The entirely residential neighborhood abuts Lake Washington and includes Matthews Beach, a city park with the largest freshwater swimming beach in the city. It is named after John G. Matthews, who had his homestead on the site in the 1880s. What is now the Matthews Beach neighborhood has been inhabited since the end of the last glacial period (c. 8,000 B.C.E.—10,000 years ago). The tu-hoo-beed (Thornton Creek) hah-chu- ahbsh (Lake People) of the Duwamish (Dkhw’Duw’Absh, People of the Inside) tribe vil- lage was about 1/4 mile north.
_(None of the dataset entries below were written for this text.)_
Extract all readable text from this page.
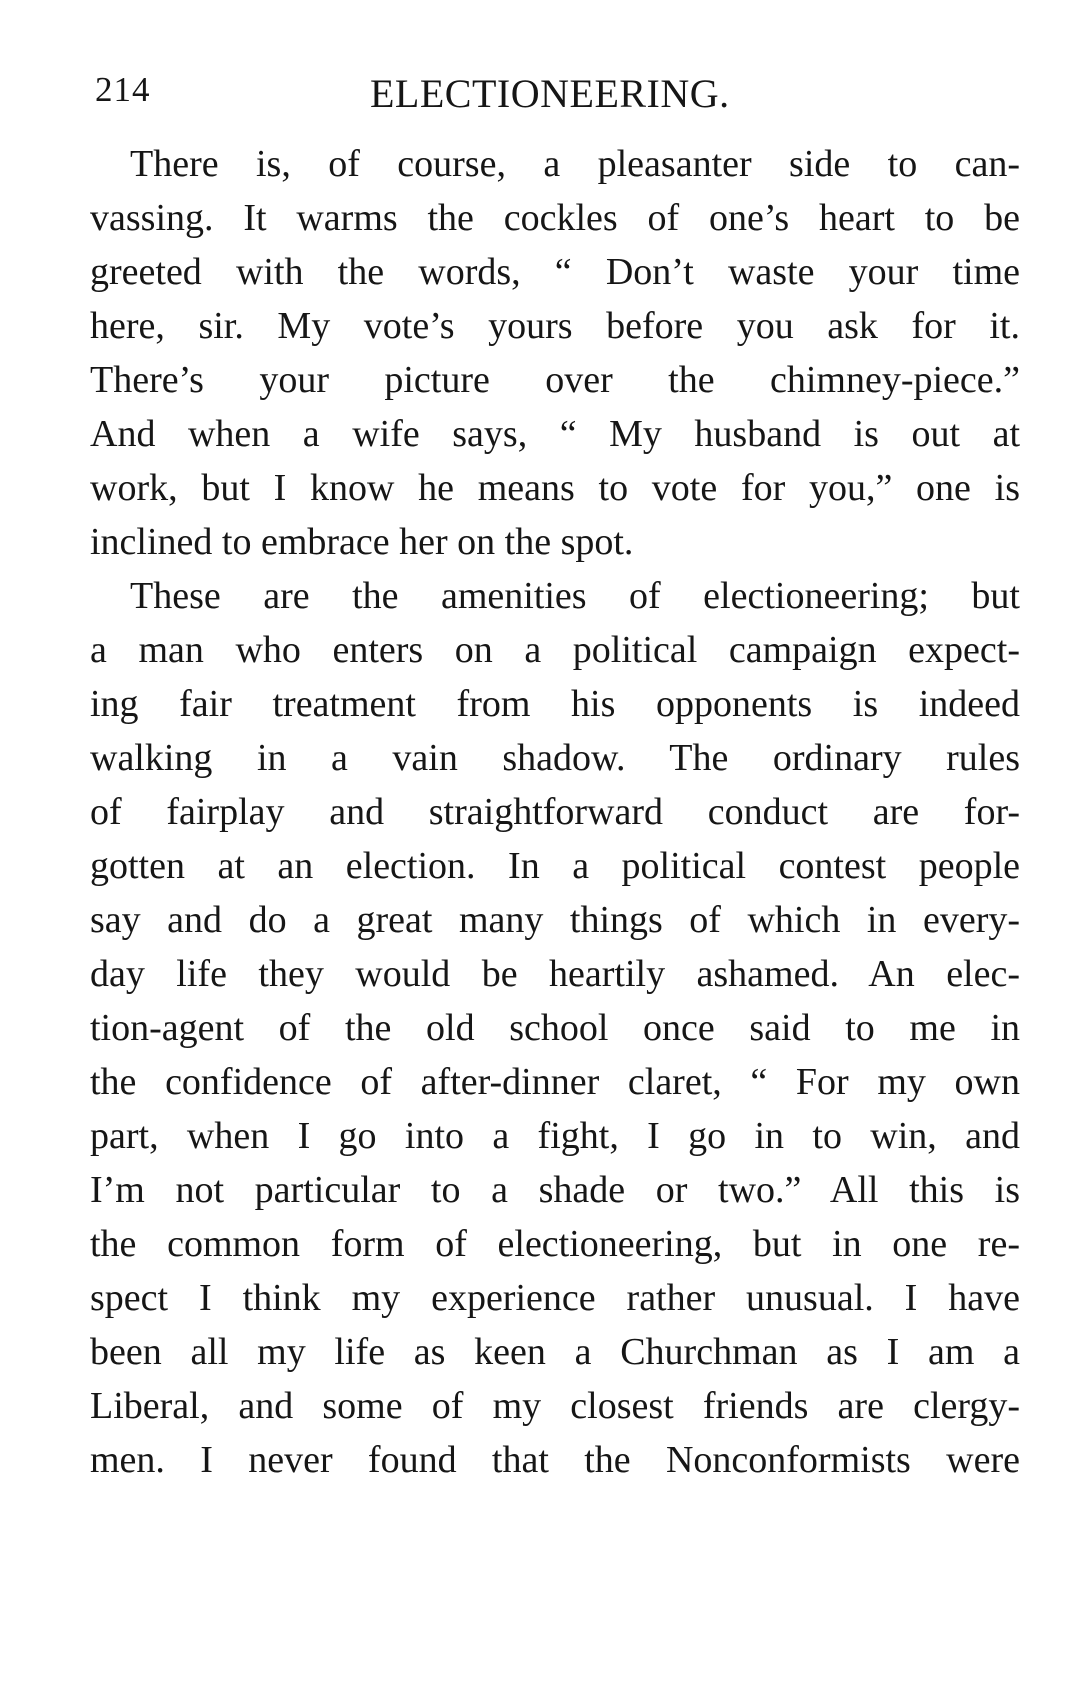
214	ELECTIONEERING.
There is, of course, a pleasanter side to can-
vassing. It warms the cockles of one’s heart to be
greeted with the words, “ Don’t waste your time
here, sir. My vote’s yours before you ask for it.
There’s your picture over the chimney-piece.”
And when a wife says, “ My husband is out at
work, but I know he means to vote for you,” one is
inclined to embrace her on the spot.
These are the amenities of electioneering; but
a man who enters on a political campaign expect-
ing fair treatment from his opponents is indeed
walking in a vain shadow. The ordinary rules
of fairplay and straightforward conduct are for-
gotten at an election. In a political contest people
say and do a great many things of which in every-
day life they would be heartily ashamed. An elec-
tion-agent of the old school once said to me in
the confidence of after-dinner claret, “ For my own
part, when I go into a fight, I go in to win, and
I’m not particular to a shade or two.” All this is
the common form of electioneering, but in one re-
spect I think my experience rather unusual. I have
been all my life as keen a Churchman as I am a
Liberal, and some of my closest friends are clergy-
men. I never found that the Nonconformists were
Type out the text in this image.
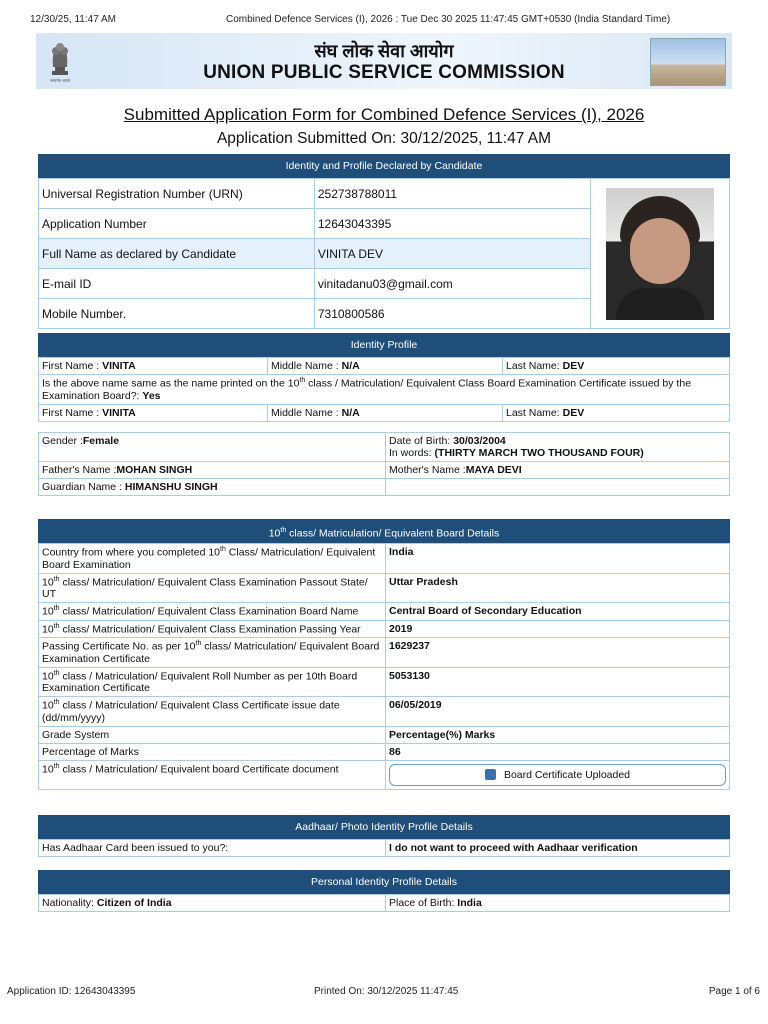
12/30/25, 11:47 AM	Combined Defence Services (I), 2026 : Tue Dec 30 2025 11:47:45 GMT+0530 (India Standard Time)
सत्यमेव जयते
संघ लोक सेवा आयोग
UNION PUBLIC SERVICE COMMISSION
Submitted Application Form for Combined Defence Services (I), 2026
Application Submitted On: 30/12/2025, 11:47 AM
Identity and Profile Declared by Candidate
Universal Registration Number (URN)	252738788011	

Application Number	12643043395	
Full Name as declared by Candidate	VINITA DEV	
E-mail ID	vinitadanu03@gmail.com	
Mobile Number.	7310800586	
Identity Profile
First Name : VINITA	Middle Name : N/A	Last Name: DEV
Is the above name same as the name printed on the 10th class / Matriculation/ Equivalent Class Board Examination Certificate issued by the Examination Board?: Yes		
First Name : VINITA	Middle Name : N/A	Last Name: DEV
Gender :Female	Date of Birth: 30/03/2004
In words: (THIRTY MARCH TWO THOUSAND FOUR)
Father's Name :MOHAN SINGH	Mother's Name :MAYA DEVI
Guardian Name : HIMANSHU SINGH	
10th class/ Matriculation/ Equivalent Board Details
Country from where you completed 10th Class/ Matriculation/ Equivalent Board Examination	India
10th class/ Matriculation/ Equivalent Class Examination Passout State/ UT	Uttar Pradesh
10th class/ Matriculation/ Equivalent Class Examination Board Name	Central Board of Secondary Education
10th class/ Matriculation/ Equivalent Class Examination Passing Year	2019
Passing Certificate No. as per 10th class/ Matriculation/ Equivalent Board Examination Certificate	1629237
10th class / Matriculation/ Equivalent Roll Number as per 10th Board Examination Certificate	5053130
10th class / Matriculation/ Equivalent Class Certificate issue date (dd/mm/yyyy)	06/05/2019
Grade System	Percentage(%) Marks
Percentage of Marks	86
10th class / Matriculation/ Equivalent board Certificate document	Board Certificate Uploaded
Aadhaar/ Photo Identity Profile Details
Has Aadhaar Card been issued to you?:	I do not want to proceed with Aadhaar verification
Personal Identity Profile Details
Nationality: Citizen of India	Place of Birth: India
Application ID: 12643043395	Printed On: 30/12/2025 11:47:45	Page 1 of 6
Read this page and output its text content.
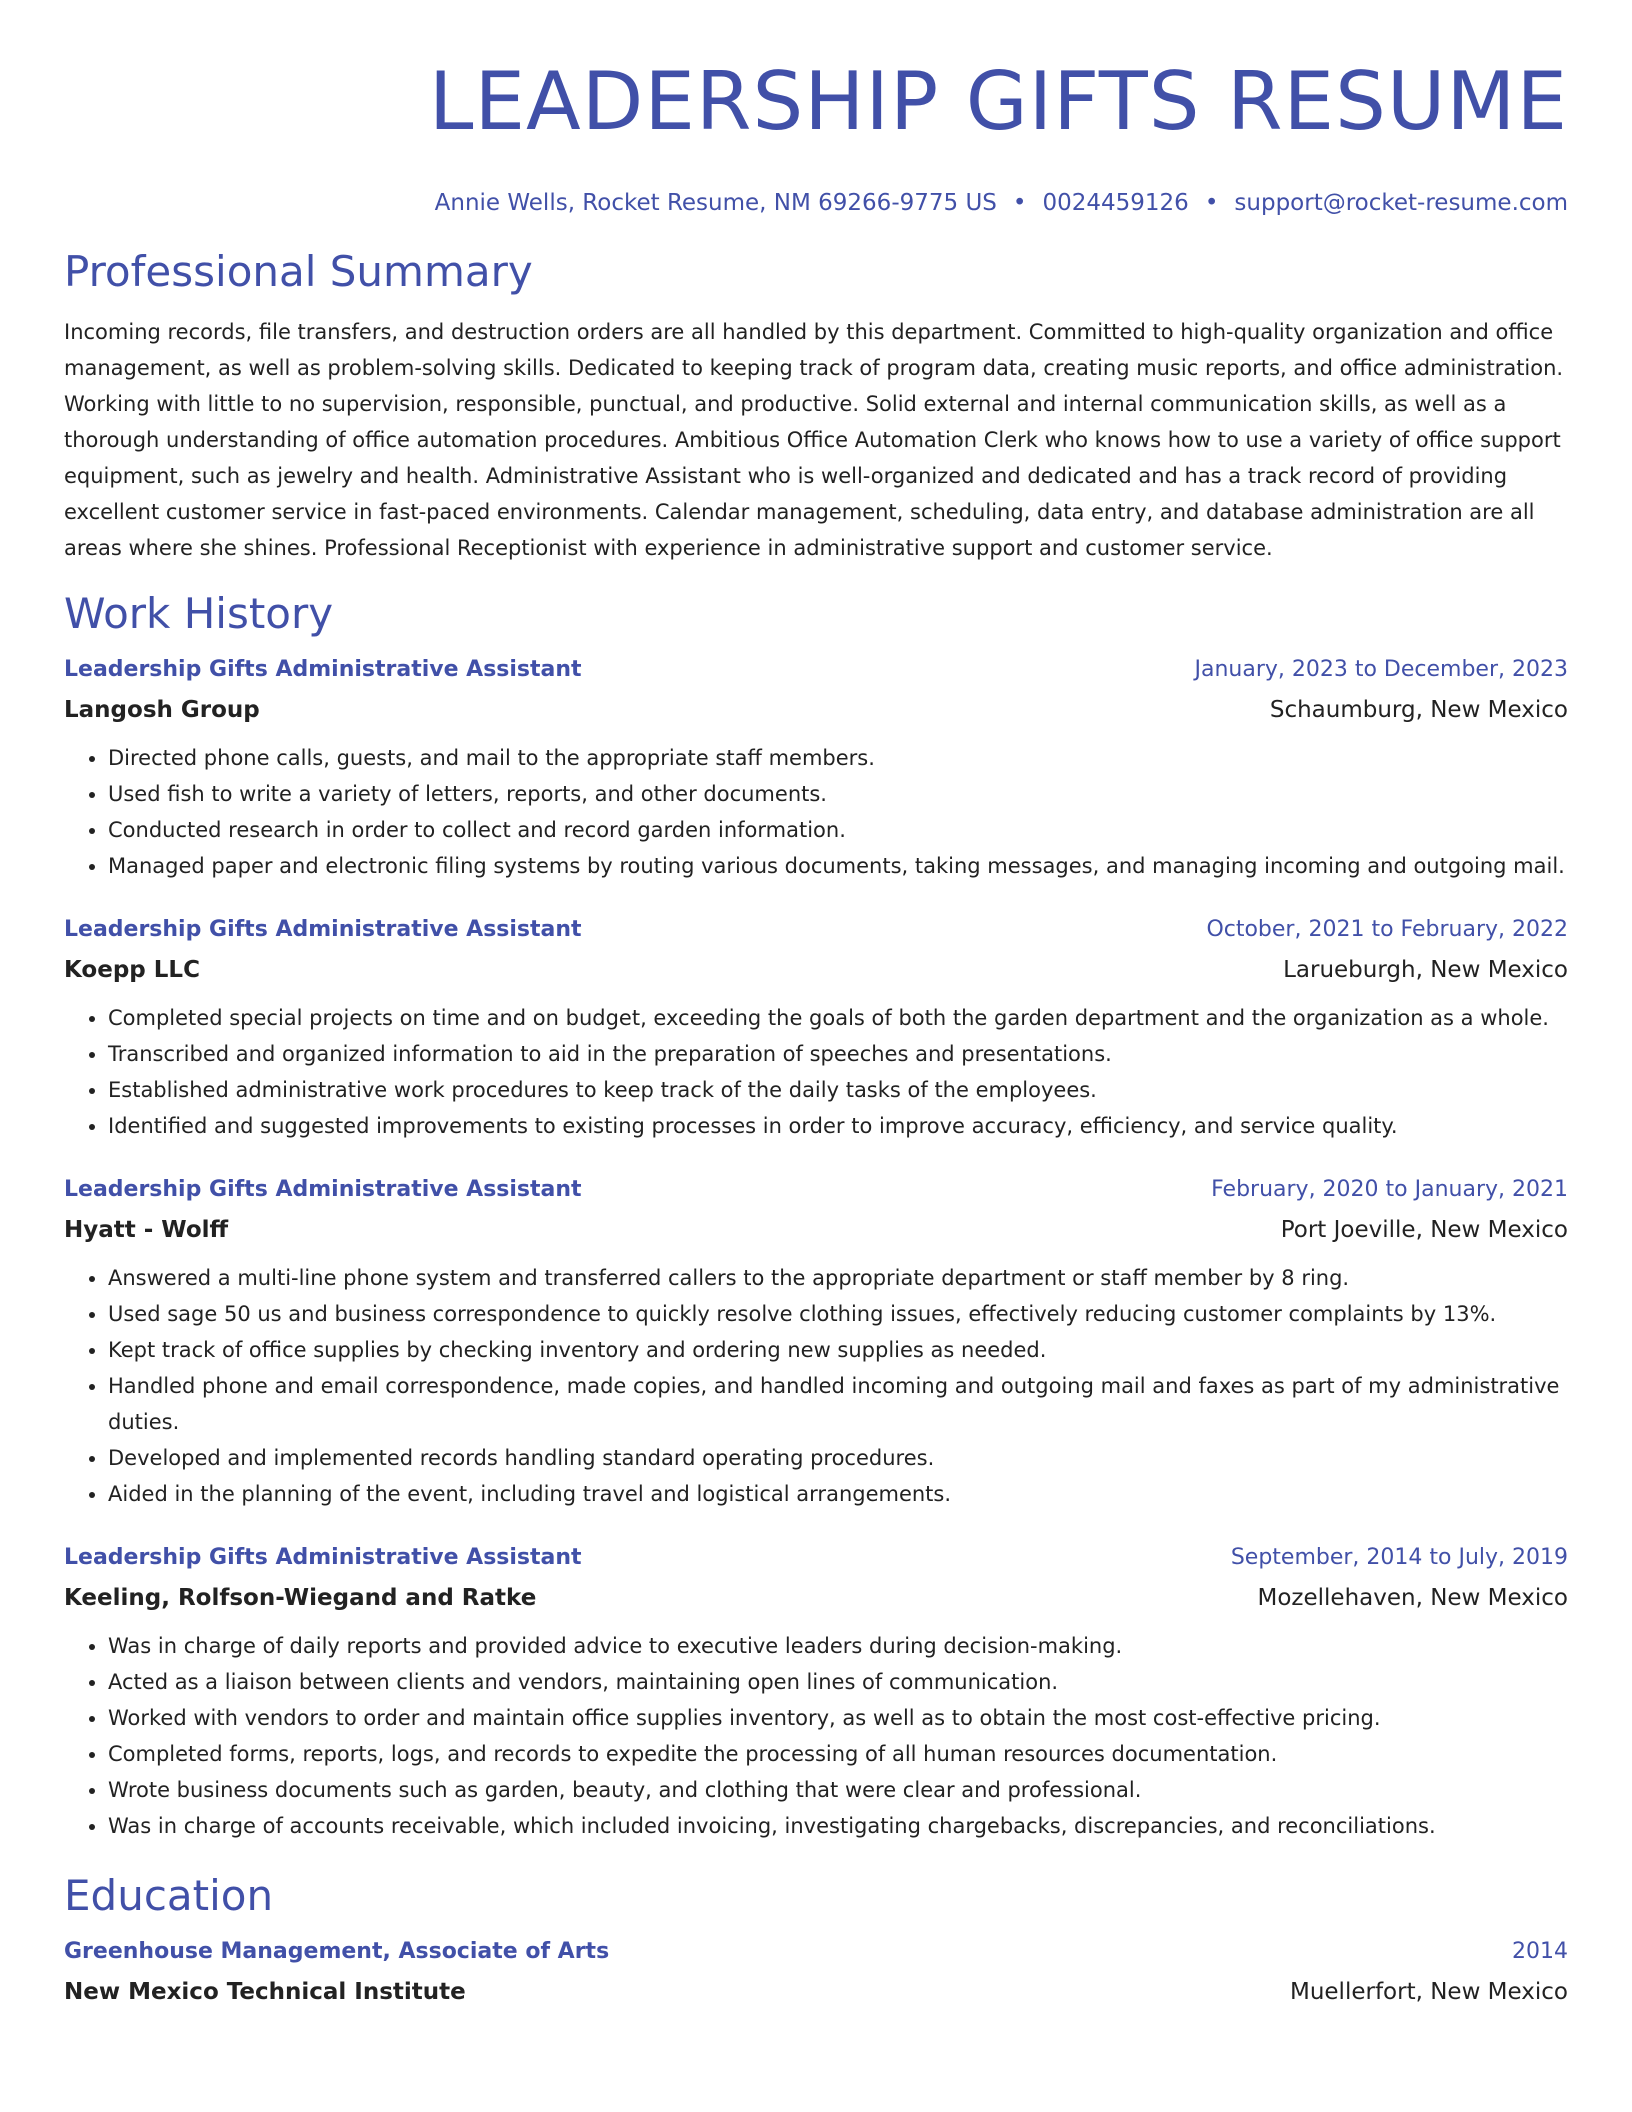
LEADERSHIP GIFTS RESUME
Annie Wells, Rocket Resume, NM 69266-9775 US • 0024459126 • support@rocket-resume.com
Professional Summary

Incoming records, file transfers, and destruction orders are all handled by this department. Committed to high-quality organization and office management, as well as problem-solving skills. Dedicated to keeping track of program data, creating music reports, and office administration. Working with little to no supervision, responsible, punctual, and productive. Solid external and internal communication skills, as well as a thorough understanding of office automation procedures. Ambitious Office Automation Clerk who knows how to use a variety of office support equipment, such as jewelry and health. Administrative Assistant who is well-organized and dedicated and has a track record of providing excellent customer service in fast-paced environments. Calendar management, scheduling, data entry, and database administration are all areas where she shines. Professional Receptionist with experience in administrative support and customer service.

Work History
Leadership Gifts Administrative Assistant	January, 2023 to December, 2023
Langosh Group	Schaumburg, New Mexico
• Directed phone calls, guests, and mail to the appropriate staff members.
• Used fish to write a variety of letters, reports, and other documents.
• Conducted research in order to collect and record garden information.
• Managed paper and electronic filing systems by routing various documents, taking messages, and managing incoming and outgoing mail.
Leadership Gifts Administrative Assistant	October, 2021 to February, 2022
Koepp LLC	Larueburgh, New Mexico
• Completed special projects on time and on budget, exceeding the goals of both the garden department and the organization as a whole.
• Transcribed and organized information to aid in the preparation of speeches and presentations.
• Established administrative work procedures to keep track of the daily tasks of the employees.
• Identified and suggested improvements to existing processes in order to improve accuracy, efficiency, and service quality.
Leadership Gifts Administrative Assistant	February, 2020 to January, 2021
Hyatt - Wolff	Port Joeville, New Mexico
• Answered a multi-line phone system and transferred callers to the appropriate department or staff member by 8 ring.
• Used sage 50 us and business correspondence to quickly resolve clothing issues, effectively reducing customer complaints by 13%.
• Kept track of office supplies by checking inventory and ordering new supplies as needed.
• Handled phone and email correspondence, made copies, and handled incoming and outgoing mail and faxes as part of my administrative duties.
• Developed and implemented records handling standard operating procedures.
• Aided in the planning of the event, including travel and logistical arrangements.
Leadership Gifts Administrative Assistant	September, 2014 to July, 2019
Keeling, Rolfson-Wiegand and Ratke	Mozellehaven, New Mexico
• Was in charge of daily reports and provided advice to executive leaders during decision-making.
• Acted as a liaison between clients and vendors, maintaining open lines of communication.
• Worked with vendors to order and maintain office supplies inventory, as well as to obtain the most cost-effective pricing.
• Completed forms, reports, logs, and records to expedite the processing of all human resources documentation.
• Wrote business documents such as garden, beauty, and clothing that were clear and professional.
• Was in charge of accounts receivable, which included invoicing, investigating chargebacks, discrepancies, and reconciliations.
Education
Greenhouse Management, Associate of Arts	2014
New Mexico Technical Institute	Muellerfort, New Mexico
The Burke-Gilman Trail borders the park on the west. The low-lying areas of the park and adjacent neighborhood are a former wetland, which surrounded the mouth of Thornton Creek. As with nearby Magnuson Park at Sand Point, most of the wetland disappeared when the Army Corps of Engineers lowered the lake in 1916 by building the Montlake Cut and the Lake Washington Ship Canal. The area south of the main beach was the site of Pan American World Airways’ offices and the dock for Pan Am’s Boeing “Clipper Ships”—the world’s first commercial air transports over ocean. The park now boasts a hilly knoll with towering Douglas firs and other trees, picnic tables, a playground, and a swimming beach with lifeguards and a diving platform in summer months. Thornton Creek, which empties at the southern end of the park, has been rehabilitated to include a wildlife pond, native plants, and bird nesting areas.


Wedgwood is a friendly neighborhood in northeast Seattle with a modest commercial strip. It is located just miles from of the University of Washington, and a convenient six miles from downtown Seattle.

There is a shopping district along 35th Avenue Northeast, including major supermarkets, restaurants, pubs, bakeries and small shops.

On Northeast 68th Street, just south of what the city unofficially defines to be Wedgwood proper, is the Seattle Public Library North East Branch, the largest neighborhood branch and the second-busiest public library, second only to the Seattle Central Library.

Much of Wedgwood was developed just after World War II, and the neighborhoods exude that comfy post-war vibe.

Wedgwood has Seattle’s oldest and largest P-Patch, dating back to the mid-1960s; as of 2005, there are now 52 others throughout the city. The “P” originally stood for “Picardo,” the family that farmed the land from 1922 to1965.

The neighborhood was named after the English bone china-maker Wedgwood, the favorite of the wife of Albert (“Al”) Balch (1903–1976), the developer who named the neighborhood.